For a long time, GitHub’s business plan was simply packing up its website and service code, then reselling it to enterprises as GitHub Enterprise, an on-premise version of the popular Web-based version-control system. Today, however, the company released GitHub Enterprise 2.0, which includes many of the enterprise-standard features users have been asking for from the company.

These new features include better SAML and LDAP support for integrating GitHub Enterprise into corporate identity frameworks. GitHub Enterprise 2.0 also includes high availability and disaster recovery features for the first time.

(Related: GitHub’s student offerings)

Brian Doll, GitHub’s vice president of strategy, said that this release was entirely driven by GitHub’s learning of what enterprises need from their software development tools.

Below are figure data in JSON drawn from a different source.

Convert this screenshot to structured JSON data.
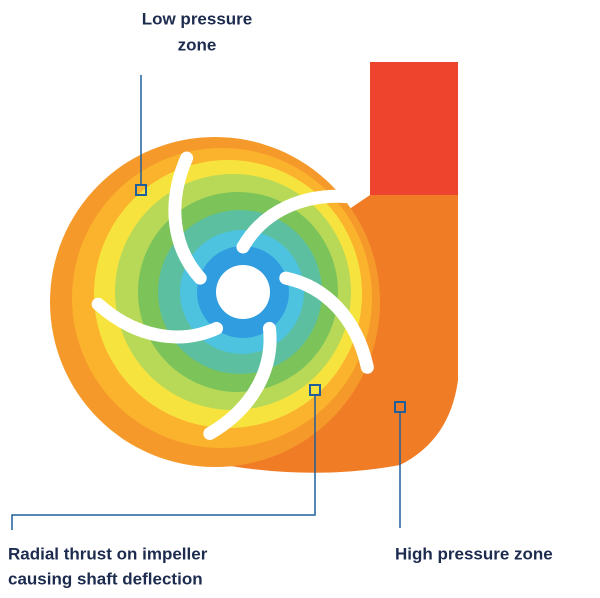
{
  "labels": {
    "low_pressure": [
      "Low pressure",
      "zone"
    ],
    "radial_thrust": [
      "Radial thrust on impeller",
      "causing shaft deflection"
    ],
    "high_pressure": "High pressure zone"
  }
}
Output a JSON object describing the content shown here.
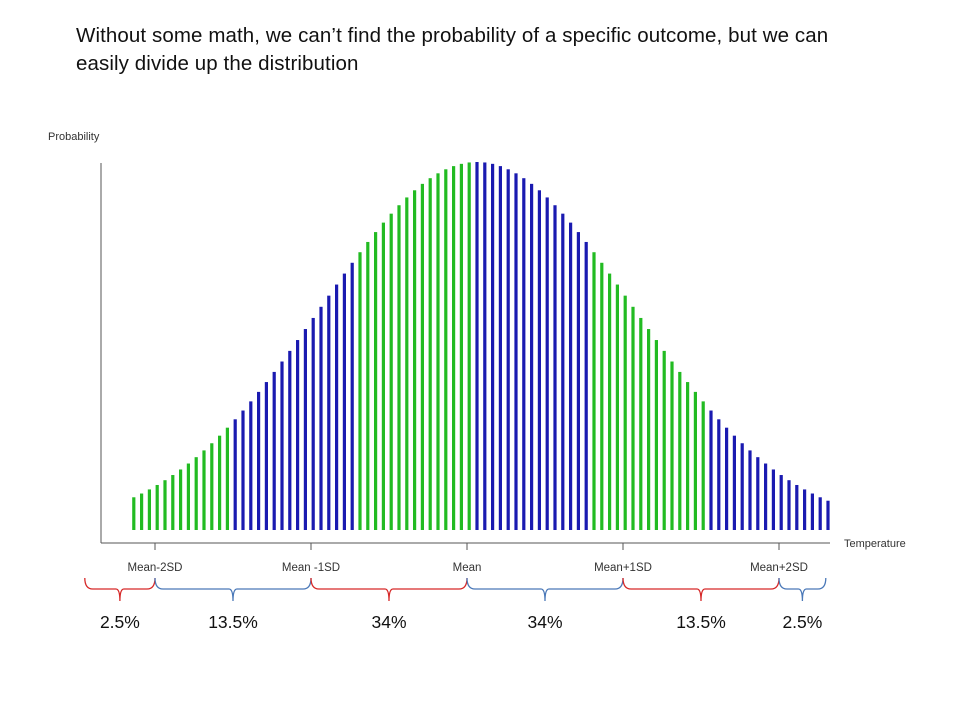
{
  "slide": {
    "title": "Without some math, we can’t find the probability of a specific outcome, but we can easily divide up the distribution"
  },
  "chart_data": {
    "type": "bar",
    "title": "",
    "ylabel": "Probability",
    "xlabel": "Temperature",
    "xlim": [
      -2.4,
      2.25
    ],
    "ylim": [
      0,
      1
    ],
    "bar_count": 90,
    "x_start": -2.2,
    "x_step": 0.05,
    "distribution": "normal (bell curve), mean = 0, SD = 1",
    "color_segments": [
      {
        "from": -2.2,
        "to": -1.55,
        "color": "#22bb22"
      },
      {
        "from": -1.55,
        "to": -0.75,
        "color": "#1a1ab0"
      },
      {
        "from": -0.75,
        "to": 0.0,
        "color": "#22bb22"
      },
      {
        "from": 0.0,
        "to": 0.75,
        "color": "#1a1ab0"
      },
      {
        "from": 0.75,
        "to": 1.5,
        "color": "#22bb22"
      },
      {
        "from": 1.5,
        "to": 2.25,
        "color": "#1a1ab0"
      }
    ],
    "ticks": [
      {
        "x": -2,
        "label": "Mean-2SD"
      },
      {
        "x": -1,
        "label": "Mean -1SD"
      },
      {
        "x": 0,
        "label": "Mean"
      },
      {
        "x": 1,
        "label": "Mean+1SD"
      },
      {
        "x": 2,
        "label": "Mean+2SD"
      }
    ],
    "brackets": [
      {
        "from": -2.45,
        "to": -2.0,
        "label": "2.5%",
        "color": "#d62828"
      },
      {
        "from": -2.0,
        "to": -1.0,
        "label": "13.5%",
        "color": "#4a78b8"
      },
      {
        "from": -1.0,
        "to": 0.0,
        "label": "34%",
        "color": "#d62828"
      },
      {
        "from": 0.0,
        "to": 1.0,
        "label": "34%",
        "color": "#4a78b8"
      },
      {
        "from": 1.0,
        "to": 2.0,
        "label": "13.5%",
        "color": "#d62828"
      },
      {
        "from": 2.0,
        "to": 2.3,
        "label": "2.5%",
        "color": "#4a78b8"
      }
    ],
    "grid": false,
    "axis_color": "#555555"
  }
}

“When we worked on GitHub Enterprise 1.0, people were asking for enterprise software, and what we delivered was on-premises software,” he said. “Through conversations, we learned a nuanced approach to what it means to deliver enterprise software. It really needs two components; data isolation—meaning all of my info is separate from everybody else’s—and…having those internal authentication services. If a large company uses LDAP or SAML, they’ll be able to use those with GitHub Enterprise, also.

“Once you realize enterprise software is about those two things, you start to realize you get those via on-premise. But you can also deliver those things in a hybrid cloud model.”

To that end, GitHub Enterprise 2.0 is available as either a virtual machine image, or as an Amazon Machine Image (AMI) for running in AWS. Doll said that this was a requested feature for enterprises that are moving their development tools and life cycle into the cloud.

“With GitHub Enterprise 2.0, we’ve really taken advantage of what AWS offers,” he said. “We also took all the security features of GitHub.com and put them into GitHub Enterprise, such as two-factor authentication. When we talk to companies, it’s a huge value-add for them to know that when they have GitHub Enterprise running, it’s entirely theirs—we can’t see the software or run it. We haven’t seen market need for us to host it.”

GitHub Enterprise 2.0 remains the same price as the previous version: US$20 per seat, per month. Version 2.0 is available today.